From beginning to end, Uncharted 4 is amazing. It’s certainly not without flaws, but these complaints are so few and far between that it’s hard to call this experience anything but stellar. It’s not only the best adventure game of all time but one of the best PlayStation 4 games and really one of the best games of all time period. Developer Naughty Dog has delivered an all-in-one technical masterpiece, emotional story, and straight up fun gameplay experience with Uncharted 4, which makes it really sad that this was their last time making an Uncharted game. It really is that good.
With that being said, let’s talk about those flaws real quick, just to get them out of the way. While the controls are leagues ahead of past Uncharted games, they’re still not perfect… too many times I found myself rolling instead of getting into cover or hanging from a window instead of swinging through it- these moments led to a great deal of frustration on harder difficulty modes, where fluidity and timing are the key to not getting immediately killed.
Secondly, the lack of a few characters who should be considered Uncharted mainstays was puzzling, and the conclusion of the game after the (admittedly amazing) climactic battle had me asking “wait, that was it?!”
My only other complaint is with the multiplayer portion of the game- it’s incredibly barebones and ultimately very generic, making it feel tacked on and out of place.
However, other than these complaints, Uncharted 4 is a perfect gaming experience. Everyone who owns a PS4 owes it to themselves to play through the campaign at least once, and there are a few reasons why…
– The Graphics
First of all, this game is drop-dead gorgeous. This is the first PS4 title that I believe has really taken advantage of the console’s hardware, and there were multiple times where I found myself in disbelief that the visuals I was seeing. Photo-realistic is the best word to use here, and it can be applied to the majority of the experience. I also didn’t experience a single frame-rate drop no matter how much was going on.
– The Story
Naughty Dog is known for their story telling chops, and they really shine here. The cast of characters is small, and each one of them is totally fleshed out and unique, with their own motivations and flaws that are just so realistic and ultimately very endearing. The theme to me is ultimately about betrayal (with greed coming in as a close second) and the way that it’s handled is just so beautiful. The parallels between Avery and the characters in the modern day is done really well, culminating in that aforementioned climactic fight where you really do care about what’s happening.
– The Gameplay
At the end of the day, though, we’re not watching a story, we’re playing a game… And the gameplay is fantastic. Combat feels wonderful- unlike past Uncharted games, your bullets pack a punch here. Stealth leaves a little bit to be desired, but the real meat and potatoes of the experience is swinging from ropes, dangling from ledges, and leaping from moving vehicles, all while firing your AK and lobbing grenades and shoving mercs into bottomless pits, and every time you do it, it feels glorious. The set pieces are amazing, the level design is top-notch, and for the first time in Uncharted history, I found myself wanting more combat.

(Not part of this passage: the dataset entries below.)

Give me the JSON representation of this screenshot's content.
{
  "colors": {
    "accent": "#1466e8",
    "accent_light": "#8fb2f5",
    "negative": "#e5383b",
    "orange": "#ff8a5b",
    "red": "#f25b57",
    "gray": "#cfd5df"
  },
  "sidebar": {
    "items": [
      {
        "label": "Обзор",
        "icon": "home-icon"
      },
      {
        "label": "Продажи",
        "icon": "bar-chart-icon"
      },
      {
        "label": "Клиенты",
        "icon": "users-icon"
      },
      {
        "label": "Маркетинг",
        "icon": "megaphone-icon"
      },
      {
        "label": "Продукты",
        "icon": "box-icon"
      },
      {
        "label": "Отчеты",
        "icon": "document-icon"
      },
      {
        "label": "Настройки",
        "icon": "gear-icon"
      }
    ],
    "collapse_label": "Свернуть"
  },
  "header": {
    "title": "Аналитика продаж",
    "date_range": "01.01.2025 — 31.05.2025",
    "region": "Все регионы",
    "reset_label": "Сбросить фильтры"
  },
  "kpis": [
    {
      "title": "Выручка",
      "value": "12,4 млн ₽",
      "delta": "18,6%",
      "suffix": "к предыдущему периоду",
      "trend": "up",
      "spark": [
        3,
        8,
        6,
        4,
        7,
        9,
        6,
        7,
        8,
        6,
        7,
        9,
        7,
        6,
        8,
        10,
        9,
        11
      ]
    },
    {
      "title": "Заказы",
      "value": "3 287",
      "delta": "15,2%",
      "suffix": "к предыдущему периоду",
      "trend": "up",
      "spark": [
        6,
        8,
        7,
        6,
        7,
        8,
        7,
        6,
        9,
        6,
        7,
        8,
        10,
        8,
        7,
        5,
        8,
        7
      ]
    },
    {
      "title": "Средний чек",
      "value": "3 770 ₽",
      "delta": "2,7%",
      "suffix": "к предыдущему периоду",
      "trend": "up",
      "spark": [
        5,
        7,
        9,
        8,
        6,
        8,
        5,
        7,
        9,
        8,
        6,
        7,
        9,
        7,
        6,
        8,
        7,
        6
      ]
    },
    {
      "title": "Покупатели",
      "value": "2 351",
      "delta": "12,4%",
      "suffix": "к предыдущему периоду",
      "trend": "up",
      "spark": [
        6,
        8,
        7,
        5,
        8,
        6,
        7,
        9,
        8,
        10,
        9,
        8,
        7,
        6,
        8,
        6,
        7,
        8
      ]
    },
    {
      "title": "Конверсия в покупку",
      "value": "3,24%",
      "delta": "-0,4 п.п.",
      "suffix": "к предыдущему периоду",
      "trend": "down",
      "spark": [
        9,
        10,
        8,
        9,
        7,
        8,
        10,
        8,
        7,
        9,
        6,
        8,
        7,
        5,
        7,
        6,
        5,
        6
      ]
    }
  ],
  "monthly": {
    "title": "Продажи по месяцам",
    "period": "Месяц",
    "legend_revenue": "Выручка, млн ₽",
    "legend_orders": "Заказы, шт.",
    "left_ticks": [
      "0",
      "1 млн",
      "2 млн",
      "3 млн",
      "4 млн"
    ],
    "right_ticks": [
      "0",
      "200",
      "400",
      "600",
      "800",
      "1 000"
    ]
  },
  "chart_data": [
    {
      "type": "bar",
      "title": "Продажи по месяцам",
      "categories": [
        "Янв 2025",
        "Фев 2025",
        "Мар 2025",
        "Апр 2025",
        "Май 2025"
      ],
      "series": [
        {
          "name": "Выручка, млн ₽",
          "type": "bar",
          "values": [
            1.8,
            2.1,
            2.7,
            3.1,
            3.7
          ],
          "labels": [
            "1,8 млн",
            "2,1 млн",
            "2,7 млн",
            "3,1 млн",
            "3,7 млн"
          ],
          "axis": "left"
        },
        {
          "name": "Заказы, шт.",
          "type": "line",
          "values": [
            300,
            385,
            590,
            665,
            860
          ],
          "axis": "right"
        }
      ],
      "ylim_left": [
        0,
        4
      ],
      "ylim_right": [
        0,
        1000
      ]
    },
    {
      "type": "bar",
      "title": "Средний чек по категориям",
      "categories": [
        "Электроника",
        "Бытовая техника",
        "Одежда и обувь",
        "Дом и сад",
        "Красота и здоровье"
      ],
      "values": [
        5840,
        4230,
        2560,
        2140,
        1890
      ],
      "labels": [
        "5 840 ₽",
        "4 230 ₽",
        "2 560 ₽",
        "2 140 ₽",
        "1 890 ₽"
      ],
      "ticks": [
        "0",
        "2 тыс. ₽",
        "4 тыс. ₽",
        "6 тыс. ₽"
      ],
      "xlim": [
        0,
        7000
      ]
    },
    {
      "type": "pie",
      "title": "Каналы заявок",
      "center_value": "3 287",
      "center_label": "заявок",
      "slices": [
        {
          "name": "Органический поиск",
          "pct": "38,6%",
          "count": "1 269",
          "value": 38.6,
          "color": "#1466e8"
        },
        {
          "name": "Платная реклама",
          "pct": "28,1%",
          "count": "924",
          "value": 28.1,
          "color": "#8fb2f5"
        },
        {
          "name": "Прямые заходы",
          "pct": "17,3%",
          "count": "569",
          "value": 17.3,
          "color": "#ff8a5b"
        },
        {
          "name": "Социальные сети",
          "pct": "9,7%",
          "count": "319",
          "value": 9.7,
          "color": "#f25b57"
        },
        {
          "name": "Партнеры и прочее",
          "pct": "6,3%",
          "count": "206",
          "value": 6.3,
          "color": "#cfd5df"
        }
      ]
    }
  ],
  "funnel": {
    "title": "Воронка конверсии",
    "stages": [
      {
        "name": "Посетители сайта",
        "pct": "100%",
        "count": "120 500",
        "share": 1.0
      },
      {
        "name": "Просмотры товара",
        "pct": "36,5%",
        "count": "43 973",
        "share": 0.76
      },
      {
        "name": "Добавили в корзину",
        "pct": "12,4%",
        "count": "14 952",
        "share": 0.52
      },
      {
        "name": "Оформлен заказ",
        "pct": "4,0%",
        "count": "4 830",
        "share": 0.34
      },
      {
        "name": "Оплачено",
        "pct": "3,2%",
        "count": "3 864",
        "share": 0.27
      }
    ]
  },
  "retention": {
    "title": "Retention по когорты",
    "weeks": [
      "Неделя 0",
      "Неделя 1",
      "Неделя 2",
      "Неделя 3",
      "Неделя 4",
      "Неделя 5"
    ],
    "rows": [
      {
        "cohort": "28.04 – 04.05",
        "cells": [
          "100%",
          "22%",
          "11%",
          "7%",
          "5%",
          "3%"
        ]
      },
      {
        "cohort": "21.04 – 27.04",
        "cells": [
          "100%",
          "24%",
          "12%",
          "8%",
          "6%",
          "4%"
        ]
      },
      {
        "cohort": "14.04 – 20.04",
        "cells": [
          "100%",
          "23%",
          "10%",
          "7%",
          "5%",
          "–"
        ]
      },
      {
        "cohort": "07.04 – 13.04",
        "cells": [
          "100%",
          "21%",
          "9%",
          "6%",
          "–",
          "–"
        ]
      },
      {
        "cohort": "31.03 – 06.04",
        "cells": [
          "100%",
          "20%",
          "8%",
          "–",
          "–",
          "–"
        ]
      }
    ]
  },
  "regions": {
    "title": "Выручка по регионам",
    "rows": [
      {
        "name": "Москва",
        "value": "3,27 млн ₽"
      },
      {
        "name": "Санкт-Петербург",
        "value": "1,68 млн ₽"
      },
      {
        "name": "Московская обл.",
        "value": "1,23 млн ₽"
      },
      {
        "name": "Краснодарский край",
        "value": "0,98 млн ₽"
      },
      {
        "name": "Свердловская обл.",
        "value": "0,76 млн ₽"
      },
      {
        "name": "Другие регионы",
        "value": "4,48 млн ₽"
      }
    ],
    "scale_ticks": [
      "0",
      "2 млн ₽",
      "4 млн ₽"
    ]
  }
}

– Crash Bandicoot and The Last of Us 2 Teasers
The rumors seem to be rising surrounding an upcoming announcement of a new Crash Bandicoot and The Last of Us 2. A scene in Uncharted 4 allows you to play Crash Bandicoot, it shows a PS1 loading the game, then you get three opportunities to enjoy a quick dose of nostalgia – but was Naughty Dog trying to hint at an upcoming Crash Bandicoot release? Quite possibly. Then, located in the Epilogue, you’ll find a poster which reads “Last of Us: American Daughters” and appears to show Ellie in a Gas Mask whilst holding a revolver. Of course, only time will tell as to wheather these possible hints actually result in either game being made, but Naughty Dog are infamous at dropping such exciting details through subtle clues.
That’s not to say the exploration pieces aren’t wonderful- they’re paced much better this time, and while UC4 is far from open-world, it does a good job of making you feel like you have the freedom to go where you want which ultimately makes it feel like you are actually exploring.
To sum everything up… does Uncharted 4 have a few flaws? Yes. Should they stop you from putting down your phone or leaving the keyboard and buying this game immediately? Absolutely not. If adventure is your thing, UC4 delivers, and if you even remotely enjoy a good single-player experience, you will absolutely be satisfied with Uncharted 4. I guarantee it.